The Warrior Who Could Not Win the One Battle
The Testaments of the Twelve Patriarchs, a Jewish pseudepigraphic work composed in the Second Temple period, does not soften the portrait. It gives Simeon a long and remarkable career as a fighter. In battle he could break men and gates alike. He was the one who seized Joseph in the pit at Dothan. He was the one left as hostage in Egypt, held in the dark while his brothers went home with grain. Physical courage he had in abundance. What defeated him was not an army. It was the misery that visited him every time a brother's portion appeared greater than his own.
The Midrash on the Twelve Patriarchs in the Aggadic tradition adds a second Simeon to the record, one who is harder to recognize beside the brooding figure in the Testaments. This Simeon is a man of impulsive strength who acted first against Shechem and first against Joseph, but whose impulses had to be tempered by his tribe for the tribe to survive. The Testaments pick up where the Midrash leaves off: a man who had spent a lifetime watching his own destructive pattern return again and again, and who finally understood it too late to do more than warn his children.

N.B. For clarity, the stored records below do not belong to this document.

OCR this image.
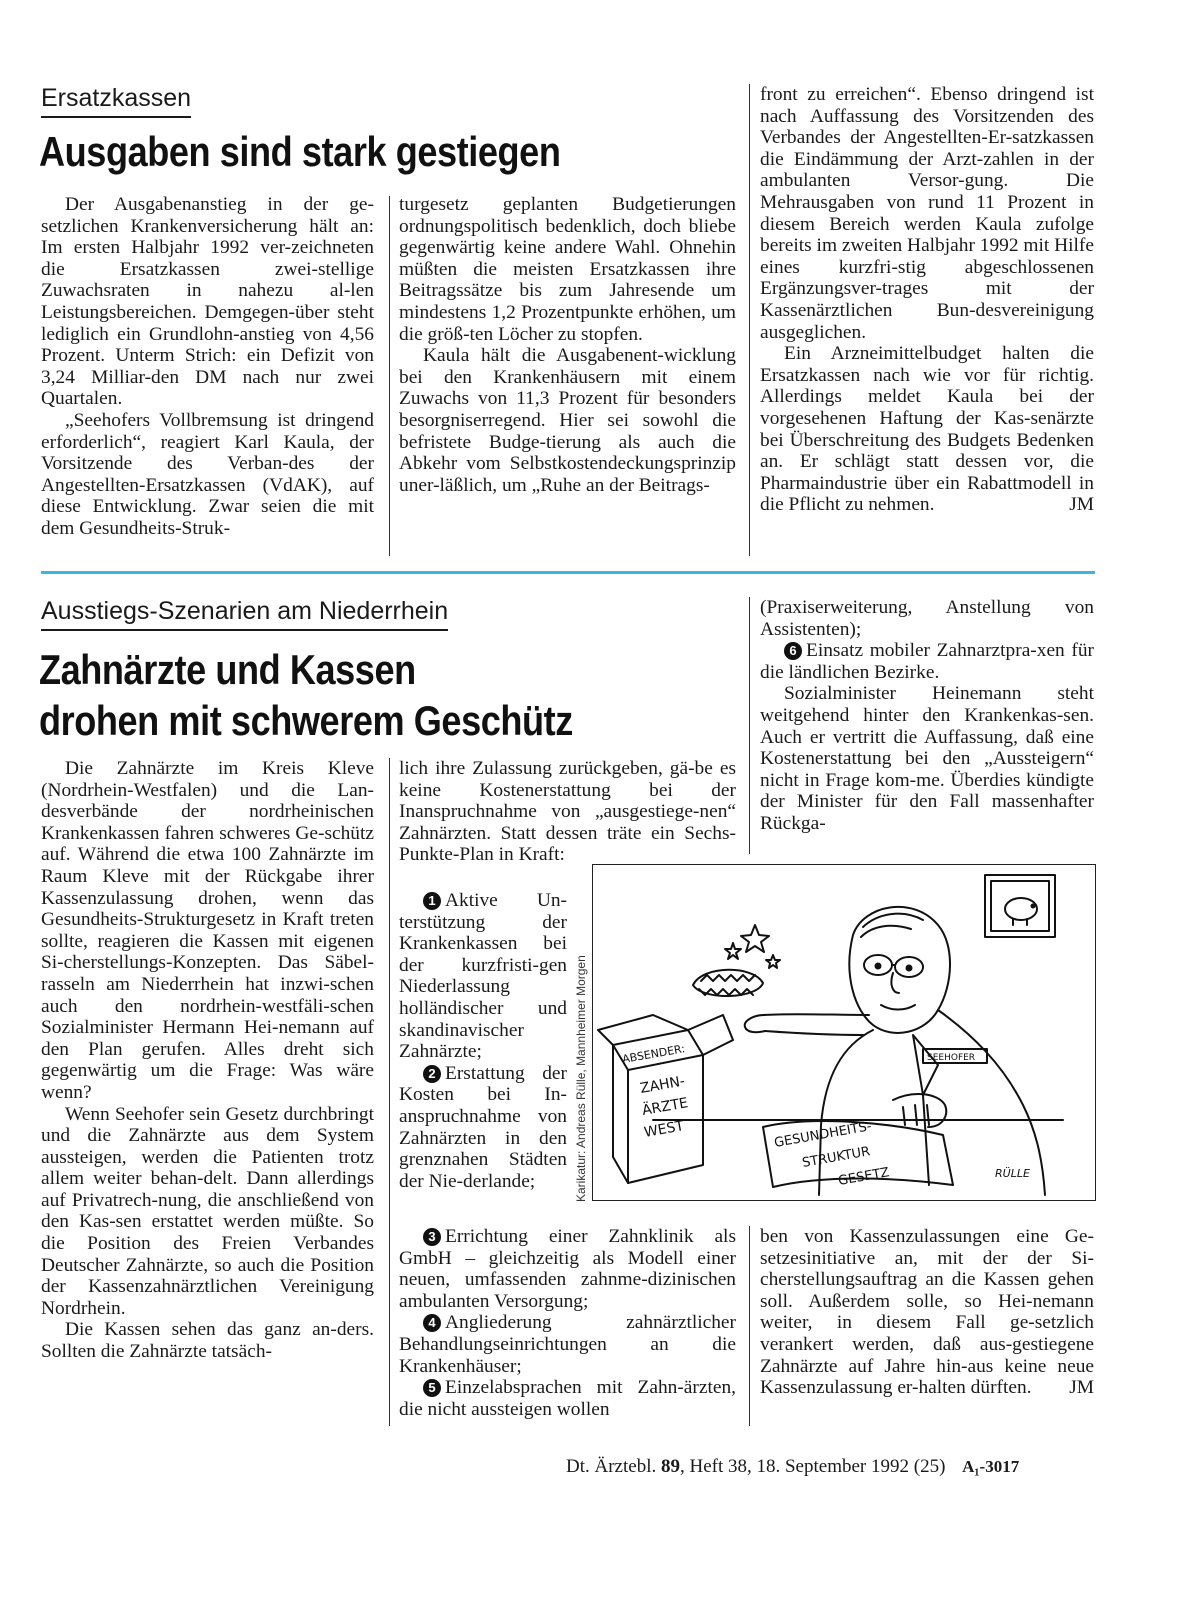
Ersatzkassen
Ausgaben sind stark gestiegen

Der Ausgabenanstieg in der ge-setzlichen Krankenversicherung hält an: Im ersten Halbjahr 1992 ver-zeichneten die Ersatzkassen zwei-stellige Zuwachsraten in nahezu al-len Leistungsbereichen. Demgegen-über steht lediglich ein Grundlohn-anstieg von 4,56 Prozent. Unterm Strich: ein Defizit von 3,24 Milliar-den DM nach nur zwei Quartalen.

„Seehofers Vollbremsung ist dringend erforderlich“, reagiert Karl Kaula, der Vorsitzende des Verban-des der Angestellten-Ersatzkassen (VdAK), auf diese Entwicklung. Zwar seien die mit dem Gesundheits-Struk-

turgesetz geplanten Budgetierungen ordnungspolitisch bedenklich, doch bliebe gegenwärtig keine andere Wahl. Ohnehin müßten die meisten Ersatzkassen ihre Beitragssätze bis zum Jahresende um mindestens 1,2 Prozentpunkte erhöhen, um die größ-ten Löcher zu stopfen.

Kaula hält die Ausgabenent-wicklung bei den Krankenhäusern mit einem Zuwachs von 11,3 Prozent für besonders besorgniserregend. Hier sei sowohl die befristete Budge-tierung als auch die Abkehr vom Selbstkostendeckungsprinzip uner-läßlich, um „Ruhe an der Beitrags-

front zu erreichen“. Ebenso dringend ist nach Auffassung des Vorsitzenden des Verbandes der Angestellten-Er-satzkassen die Eindämmung der Arzt-zahlen in der ambulanten Versor-gung. Die Mehrausgaben von rund 11 Prozent in diesem Bereich werden Kaula zufolge bereits im zweiten Halbjahr 1992 mit Hilfe eines kurzfri-stig abgeschlossenen Ergänzungsver-trages mit der Kassenärztlichen Bun-desvereinigung ausgeglichen.

Ein Arzneimittelbudget halten die Ersatzkassen nach wie vor für richtig. Allerdings meldet Kaula bei der vorgesehenen Haftung der Kas-senärzte bei Überschreitung des Budgets Bedenken an. Er schlägt statt dessen vor, die Pharmaindustrie über ein Rabattmodell in die Pflicht zu nehmen.	JM
Ausstiegs-Szenarien am Niederrhein
Zahnärzte und Kassen
drohen mit schwerem Geschütz

Die Zahnärzte im Kreis Kleve (Nordrhein-Westfalen) und die Lan-desverbände der nordrheinischen Krankenkassen fahren schweres Ge-schütz auf. Während die etwa 100 Zahnärzte im Raum Kleve mit der Rückgabe ihrer Kassenzulassung drohen, wenn das Gesundheits-Strukturgesetz in Kraft treten sollte, reagieren die Kassen mit eigenen Si-cherstellungs-Konzepten. Das Säbel-rasseln am Niederrhein hat inzwi-schen auch den nordrhein-westfäli-schen Sozialminister Hermann Hei-nemann auf den Plan gerufen. Alles dreht sich gegenwärtig um die Frage: Was wäre wenn?

Wenn Seehofer sein Gesetz durchbringt und die Zahnärzte aus dem System aussteigen, werden die Patienten trotz allem weiter behan-delt. Dann allerdings auf Privatrech-nung, die anschließend von den Kas-sen erstattet werden müßte. So die Position des Freien Verbandes Deutscher Zahnärzte, so auch die Position der Kassenzahnärztlichen Vereinigung Nordrhein.

Die Kassen sehen das ganz an-ders. Sollten die Zahnärzte tatsäch-

lich ihre Zulassung zurückgeben, gä-be es keine Kostenerstattung bei der Inanspruchnahme von „ausgestiege-nen“ Zahnärzten. Statt dessen träte ein Sechs-Punkte-Plan in Kraft:

1 Aktive Un-terstützung der Krankenkassen bei der kurzfristi-gen Niederlassung holländischer und skandinavischer Zahnärzte;

2 Erstattung der Kosten bei In-anspruchnahme von Zahnärzten in den grenznahen Städten der Nie-derlande;

3 Errichtung einer Zahnklinik als GmbH – gleichzeitig als Modell einer neuen, umfassenden zahnme-dizinischen ambulanten Versorgung;

4 Angliederung zahnärztlicher Behandlungseinrichtungen an die Krankenhäuser;

5 Einzelabsprachen mit Zahn-ärzten, die nicht aussteigen wollen

(Praxiserweiterung, Anstellung von Assistenten);

6 Einsatz mobiler Zahnarztpra-xen für die ländlichen Bezirke.

Sozialminister Heinemann steht weitgehend hinter den Krankenkas-sen. Auch er vertritt die Auffassung, daß eine Kostenerstattung bei den „Aussteigern“ nicht in Frage kom-me. Überdies kündigte der Minister für den Fall massenhafter Rückga-

ben von Kassenzulassungen eine Ge-setzesinitiative an, mit der der Si-cherstellungsauftrag an die Kassen gehen soll. Außerdem solle, so Hei-nemann weiter, in diesem Fall ge-setzlich verankert werden, daß aus-gestiegene Zahnärzte auf Jahre hin-aus keine neue Kassenzulassung er-halten dürften.	JM
Karikatur: Andreas Rülle, Mannheimer Morgen	ABSENDER:
ZAHN-
ÄRZTE
WEST	GESUNDHEITS-
STRUKTUR
GESETZ
SEEHOFER
RÜLLE
Dt. Ärztebl. 89, Heft 38, 18. September 1992 (25) A₁-3017
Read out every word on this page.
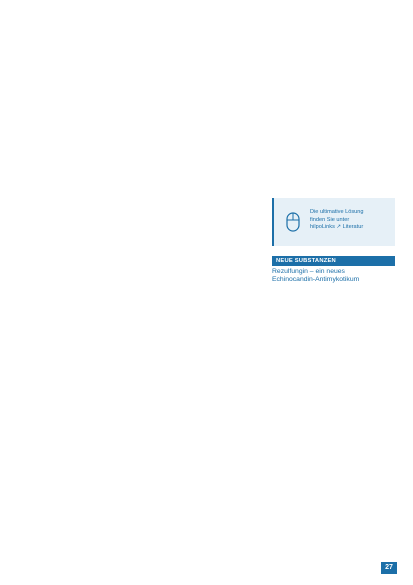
Die ultimative Lösung
finden Sie unter
hilpoLinks ↗ Literatur
NEUE SUBSTANZEN
Rezulfungin – ein neues
Echinocandin-Antimykotikum
27
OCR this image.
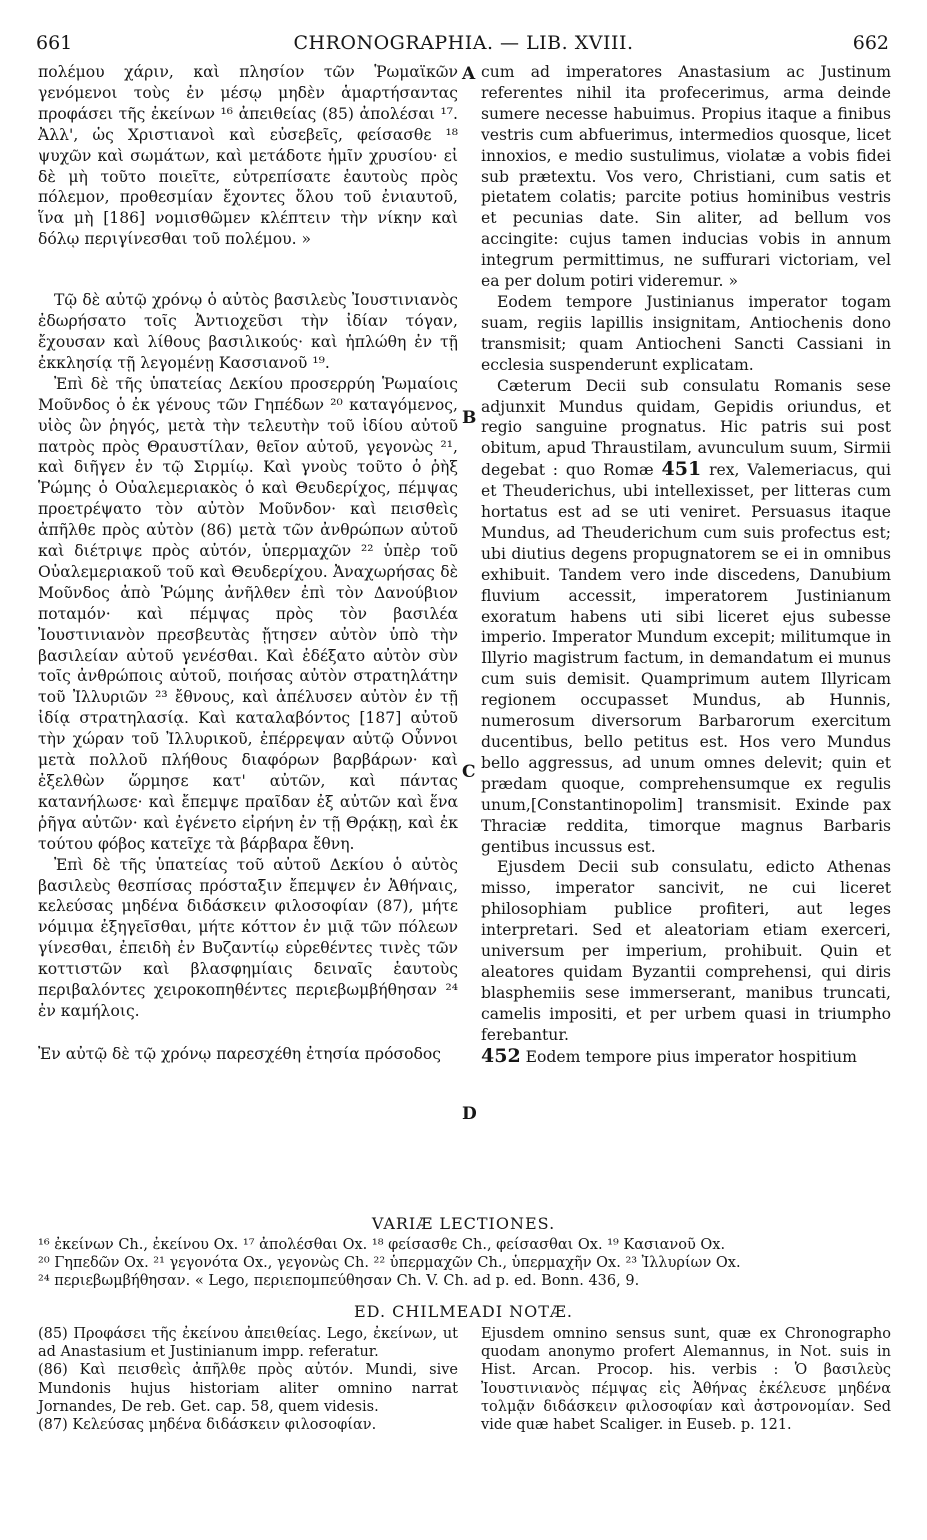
661	CHRONOGRAPHIA. — LIB. XVIII.	662
A
B
C
D

πολέμου χάριν, καὶ πλησίον τῶν Ῥωμαϊκῶν γενόμενοι τοὺς ἐν μέσῳ μηδὲν ἁμαρτήσαντας προφάσει τῆς ἐκείνων ¹⁶ ἀπειθείας (85) ἀπολέσαι ¹⁷. Ἀλλ', ὡς Χριστιανοὶ καὶ εὐσεβεῖς, φείσασθε ¹⁸ ψυχῶν καὶ σωμάτων, καὶ μετάδοτε ἡμῖν χρυσίου· εἰ δὲ μὴ τοῦτο ποιεῖτε, εὐτρεπίσατε ἑαυτοὺς πρὸς πόλεμον, προθεσμίαν ἔχοντες ὅλου τοῦ ἐνιαυτοῦ, ἵνα μὴ [186] νομισθῶμεν κλέπτειν τὴν νίκην καὶ δόλῳ περιγίνεσθαι τοῦ πολέμου. »

Τῷ δὲ αὐτῷ χρόνῳ ὁ αὐτὸς βασιλεὺς Ἰουστινιανὸς ἐδωρήσατο τοῖς Ἀντιοχεῦσι τὴν ἰδίαν τόγαν, ἔχουσαν καὶ λίθους βασιλικούς· καὶ ἡπλώθη ἐν τῇ ἐκκλησίᾳ τῇ λεγομένῃ Κασσιανοῦ ¹⁹.

Ἐπὶ δὲ τῆς ὑπατείας Δεκίου προσερρύη Ῥωμαίοις Μοῦνδος ὁ ἐκ γένους τῶν Γηπέδων ²⁰ καταγόμενος, υἱὸς ὢν ῥηγός, μετὰ τὴν τελευτὴν τοῦ ἰδίου αὐτοῦ πατρὸς πρὸς Θραυστίλαν, θεῖον αὐτοῦ, γεγονὼς ²¹, καὶ διῆγεν ἐν τῷ Σιρμίῳ. Καὶ γνοὺς τοῦτο ὁ ῥὴξ Ῥώμης ὁ Οὐαλεμεριακὸς ὁ καὶ Θευδερίχος, πέμψας προετρέψατο τὸν αὐτὸν Μοῦνδον· καὶ πεισθεὶς ἀπῆλθε πρὸς αὐτὸν (86) μετὰ τῶν ἀνθρώπων αὐτοῦ καὶ διέτριψε πρὸς αὐτόν, ὑπερμαχῶν ²² ὑπὲρ τοῦ Οὐαλεμεριακοῦ τοῦ καὶ Θευδερίχου. Ἀναχωρήσας δὲ Μοῦνδος ἀπὸ Ῥώμης ἀνῆλθεν ἐπὶ τὸν Δανούβιον ποταμόν· καὶ πέμψας πρὸς τὸν βασιλέα Ἰουστινιανὸν πρεσβευτὰς ᾔτησεν αὐτὸν ὑπὸ τὴν βασιλείαν αὐτοῦ γενέσθαι. Καὶ ἐδέξατο αὐτὸν σὺν τοῖς ἀνθρώποις αὐτοῦ, ποιήσας αὐτὸν στρατηλάτην τοῦ Ἰλλυριῶν ²³ ἔθνους, καὶ ἀπέλυσεν αὐτὸν ἐν τῇ ἰδίᾳ στρατηλασίᾳ. Καὶ καταλαβόντος [187] αὐτοῦ τὴν χώραν τοῦ Ἰλλυρικοῦ, ἐπέρρεψαν αὐτῷ Οὖννοι μετὰ πολλοῦ πλήθους διαφόρων βαρβάρων· καὶ ἐξελθὼν ὥρμησε κατ' αὐτῶν, καὶ πάντας κατανήλωσε· καὶ ἔπεμψε πραῖδαν ἐξ αὐτῶν καὶ ἕνα ῥῆγα αὐτῶν· καὶ ἐγένετο εἰρήνη ἐν τῇ Θρᾴκῃ, καὶ ἐκ τούτου φόβος κατεῖχε τὰ βάρβαρα ἔθνη.

Ἐπὶ δὲ τῆς ὑπατείας τοῦ αὐτοῦ Δεκίου ὁ αὐτὸς βασιλεὺς θεσπίσας πρόσταξιν ἔπεμψεν ἐν Ἀθήναις, κελεύσας μηδένα διδάσκειν φιλοσοφίαν (87), μήτε νόμιμα ἐξηγεῖσθαι, μήτε κόττον ἐν μιᾷ τῶν πόλεων γίνεσθαι, ἐπειδὴ ἐν Βυζαντίῳ εὑρεθέντες τινὲς τῶν κοττιστῶν καὶ βλασφημίαις δειναῖς ἑαυτοὺς περιβαλόντες χειροκοπηθέντες περιεβωμβήθησαν ²⁴ ἐν καμήλοις.

Ἐν αὐτῷ δὲ τῷ χρόνῳ παρεσχέθη ἐτησία πρόσοδος

cum ad imperatores Anastasium ac Justinum referentes nihil ita profecerimus, arma deinde sumere necesse habuimus. Propius itaque a finibus vestris cum abfuerimus, intermedios quosque, licet innoxios, e medio sustulimus, violatæ a vobis fidei sub prætextu. Vos vero, Christiani, cum satis et pietatem colatis; parcite potius hominibus vestris et pecunias date. Sin aliter, ad bellum vos accingite: cujus tamen inducias vobis in annum integrum permittimus, ne suffurari victoriam, vel ea per dolum potiri videremur. »

Eodem tempore Justinianus imperator togam suam, regiis lapillis insignitam, Antiochenis dono transmisit; quam Antiocheni Sancti Cassiani in ecclesia suspenderunt explicatam.

Cæterum Decii sub consulatu Romanis sese adjunxit Mundus quidam, Gepidis oriundus, et regio sanguine prognatus. Hic patris sui post obitum, apud Thraustilam, avunculum suum, Sirmii degebat : quo Romæ 451 rex, Valemeriacus, qui et Theuderichus, ubi intellexisset, per litteras cum hortatus est ad se uti veniret. Persuasus itaque Mundus, ad Theuderichum cum suis profectus est; ubi diutius degens propugnatorem se ei in omnibus exhibuit. Tandem vero inde discedens, Danubium fluvium accessit, imperatorem Justinianum exoratum habens uti sibi liceret ejus subesse imperio. Imperator Mundum excepit; militumque in Illyrio magistrum factum, in demandatum ei munus cum suis demisit. Quamprimum autem Illyricam regionem occupasset Mundus, ab Hunnis, numerosum diversorum Barbarorum exercitum ducentibus, bello petitus est. Hos vero Mundus bello aggressus, ad unum omnes delevit; quin et prædam quoque, comprehensumque ex regulis unum,[Constantinopolim] transmisit. Exinde pax Thraciæ reddita, timorque magnus Barbaris gentibus incussus est.

Ejusdem Decii sub consulatu, edicto Athenas misso, imperator sancivit, ne cui liceret philosophiam publice profiteri, aut leges interpretari. Sed et aleatoriam etiam exerceri, universum per imperium, prohibuit. Quin et aleatores quidam Byzantii comprehensi, qui diris blasphemiis sese immerserant, manibus truncati, camelis impositi, et per urbem quasi in triumpho ferebantur.

452 Eodem tempore pius imperator hospitium

VARIÆ LECTIONES.
¹⁶ ἐκείνων Ch., ἐκείνου Ox. ¹⁷ ἀπολέσθαι Ox. ¹⁸ φείσασθε Ch., φείσασθαι Ox. ¹⁹ Κασιανοῦ Ox.
²⁰ Γηπεδῶν Ox. ²¹ γεγονότα Ox., γεγονὼς Ch. ²² ὑπερμαχῶν Ch., ὑπερμαχῆν Ox. ²³ Ἰλλυρίων Ox.
²⁴ περιεβωμβήθησαν. « Lego, περιεπομπεύθησαν Ch. V. Ch. ad p. ed. Bonn. 436, 9.
ED. CHILMEADI NOTÆ.

(85) Προφάσει τῆς ἐκείνου ἀπειθείας. Lego, ἐκείνων, ut ad Anastasium et Justinianum impp. referatur.

(86) Καὶ πεισθεὶς ἀπῆλθε πρὸς αὐτόν. Mundi, sive Mundonis hujus historiam aliter omnino narrat Jornandes, De reb. Get. cap. 58, quem videsis.

(87) Κελεύσας μηδένα διδάσκειν φιλοσοφίαν.

Ejusdem omnino sensus sunt, quæ ex Chronographo quodam anonymo profert Alemannus, in Not. suis in Hist. Arcan. Procop. his. verbis : Ὁ βασιλεὺς Ἰουστινιανὸς πέμψας εἰς Ἀθήνας ἐκέλευσε μηδένα τολμᾷν διδάσκειν φιλοσοφίαν καὶ ἀστρονομίαν. Sed vide quæ habet Scaliger. in Euseb. p. 121.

The Instruction He Left Them
His warning to his sons was unusually specific for a deathbed speech. He did not simply tell them to love one another or to serve God. He told them to watch for the precise emotion that had ruined him: do not grieve if you see another person flourishing more than you do. Do not measure your portion against another man's. Pray for the man who has more, that his good fortune should be complete. This was not abstract moralizing. It was a man describing the mechanism of his own failure in enough detail that his sons might recognize it when it arrived in them.
He fasted, he says. He struggled against it. He prayed. None of it was enough until he stopped seeing Joseph's good fortune as something taken from his own supply.
Joseph's Answer
The tradition closes the circle. When the brothers came down to Egypt the second time, it was Simeon who was returned to them, held in comfortable captivity on Joseph's orders. The man Simeon had wanted dead had kept him safe. Joseph wept in private chambers before he revealed himself. He kissed his brothers. He asked only whether their father still lived.
Simeon's deathbed instruction to his sons takes on its full weight against that scene. The measure Simeon gave others was not the measure he had used on Joseph. The measure Joseph gave back was not what Simeon had earned. The gap between those two things is the whole lesson, and Simeon understood it only at the end.